El hombre sonrió mirando a Mauricio a los ojos, y le dijo ''hasta mañana entonces''. Mauricio parecía que volvía a respirar aliviado cuando se volteó hacia mí. Yo me quise acercar a él pero justo mientras cruzaba el recibidor ambos escuchamos como la voz del mismo señor de bigotes oscuros le decía a alguien ''encárguense, que el pendejo no quiere pagar y mañana sale de viaje''. Los ojos de Mauricio se encendieron como faros de un auto y no alcanzó a empuñar nuevamente su revólver cuando tres hombres armados entraron por la puerta del departamento.

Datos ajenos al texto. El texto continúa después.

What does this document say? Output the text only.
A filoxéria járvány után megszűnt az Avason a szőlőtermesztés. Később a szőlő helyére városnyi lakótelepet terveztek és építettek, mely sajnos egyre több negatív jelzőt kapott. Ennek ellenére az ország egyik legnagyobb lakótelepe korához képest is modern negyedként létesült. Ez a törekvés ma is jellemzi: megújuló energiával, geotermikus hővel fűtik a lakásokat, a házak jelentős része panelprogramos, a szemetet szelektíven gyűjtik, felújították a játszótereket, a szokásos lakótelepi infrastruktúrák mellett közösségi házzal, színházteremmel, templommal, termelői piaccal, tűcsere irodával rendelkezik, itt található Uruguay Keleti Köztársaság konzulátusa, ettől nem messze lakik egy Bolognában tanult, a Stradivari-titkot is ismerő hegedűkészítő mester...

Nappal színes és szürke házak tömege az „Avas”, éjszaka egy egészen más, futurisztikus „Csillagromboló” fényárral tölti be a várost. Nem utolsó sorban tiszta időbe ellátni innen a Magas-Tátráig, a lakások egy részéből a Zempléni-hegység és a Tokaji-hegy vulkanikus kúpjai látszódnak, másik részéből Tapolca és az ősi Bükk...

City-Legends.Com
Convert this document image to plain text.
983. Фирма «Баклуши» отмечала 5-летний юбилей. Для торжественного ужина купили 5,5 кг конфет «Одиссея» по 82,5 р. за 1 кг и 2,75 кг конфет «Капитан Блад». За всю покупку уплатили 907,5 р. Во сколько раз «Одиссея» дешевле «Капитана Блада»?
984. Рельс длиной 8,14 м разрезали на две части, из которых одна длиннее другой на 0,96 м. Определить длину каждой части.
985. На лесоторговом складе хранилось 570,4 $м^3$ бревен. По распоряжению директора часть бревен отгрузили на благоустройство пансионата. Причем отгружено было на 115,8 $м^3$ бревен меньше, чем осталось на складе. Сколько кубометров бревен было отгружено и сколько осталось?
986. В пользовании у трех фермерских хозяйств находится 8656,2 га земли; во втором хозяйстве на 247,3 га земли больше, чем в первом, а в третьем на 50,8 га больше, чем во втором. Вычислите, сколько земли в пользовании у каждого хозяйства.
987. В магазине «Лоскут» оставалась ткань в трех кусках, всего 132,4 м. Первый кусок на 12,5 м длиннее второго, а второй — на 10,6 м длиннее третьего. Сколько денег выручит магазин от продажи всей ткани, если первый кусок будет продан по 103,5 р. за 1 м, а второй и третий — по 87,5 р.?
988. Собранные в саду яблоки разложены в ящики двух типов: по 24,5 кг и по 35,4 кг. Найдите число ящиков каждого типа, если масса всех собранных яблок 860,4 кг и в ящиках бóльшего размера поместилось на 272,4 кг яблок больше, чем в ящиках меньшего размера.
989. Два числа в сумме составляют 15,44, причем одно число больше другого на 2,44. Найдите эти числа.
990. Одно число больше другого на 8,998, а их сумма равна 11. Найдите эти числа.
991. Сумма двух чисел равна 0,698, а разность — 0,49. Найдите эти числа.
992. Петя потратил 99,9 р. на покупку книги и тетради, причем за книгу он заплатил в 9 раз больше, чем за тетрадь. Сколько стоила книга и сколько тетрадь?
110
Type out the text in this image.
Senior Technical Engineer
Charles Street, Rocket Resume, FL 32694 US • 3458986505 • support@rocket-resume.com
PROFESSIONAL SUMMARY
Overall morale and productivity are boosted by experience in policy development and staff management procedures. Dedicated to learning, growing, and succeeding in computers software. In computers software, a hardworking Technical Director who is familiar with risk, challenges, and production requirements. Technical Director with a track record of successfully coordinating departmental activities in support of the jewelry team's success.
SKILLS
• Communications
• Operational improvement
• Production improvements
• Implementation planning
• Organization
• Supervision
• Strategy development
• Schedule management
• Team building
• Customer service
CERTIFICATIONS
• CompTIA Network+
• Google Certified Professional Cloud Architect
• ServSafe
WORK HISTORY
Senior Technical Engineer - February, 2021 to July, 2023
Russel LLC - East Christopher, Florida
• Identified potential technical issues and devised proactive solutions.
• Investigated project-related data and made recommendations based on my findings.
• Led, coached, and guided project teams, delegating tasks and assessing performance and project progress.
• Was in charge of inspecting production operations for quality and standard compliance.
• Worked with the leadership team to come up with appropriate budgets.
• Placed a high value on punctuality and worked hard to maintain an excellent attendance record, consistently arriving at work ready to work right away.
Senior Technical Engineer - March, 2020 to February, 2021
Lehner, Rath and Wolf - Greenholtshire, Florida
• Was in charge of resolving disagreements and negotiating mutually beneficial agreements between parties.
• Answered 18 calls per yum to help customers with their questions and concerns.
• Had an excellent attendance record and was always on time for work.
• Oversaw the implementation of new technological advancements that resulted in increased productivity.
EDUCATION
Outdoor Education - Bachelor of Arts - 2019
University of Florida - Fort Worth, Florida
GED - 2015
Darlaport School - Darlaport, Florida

Los hombres no hicieron ningún sonido y sólo volvieron a enfundar sus pistolas cuando Mauricio estaba en el suelo, con la cabeza hacia abajo y con un lago de sangre que iba creciendo. Se retiraron por la misma puerta por la que entraron y justo antes de cerrarla uno de ellos me miró y sonrío. Con su dedo índice me hizo un gesto de que guardara silencio, guiñó uno de sus ojos y luego su rostro se perdió por la madera que nos dejó a Mauricio y a mí solos en el departamento. Yo me acerqué a Mauricio y di vueltas alrededor de su cuerpo tendido. Lo quise voltear o tomar el pulso para ver si todavía vivía pero no se podía. Me quedé allí, echado a su lado, intentando limpiar con mi lengua el desastre que habían hecho los hombres del señor de saco negro.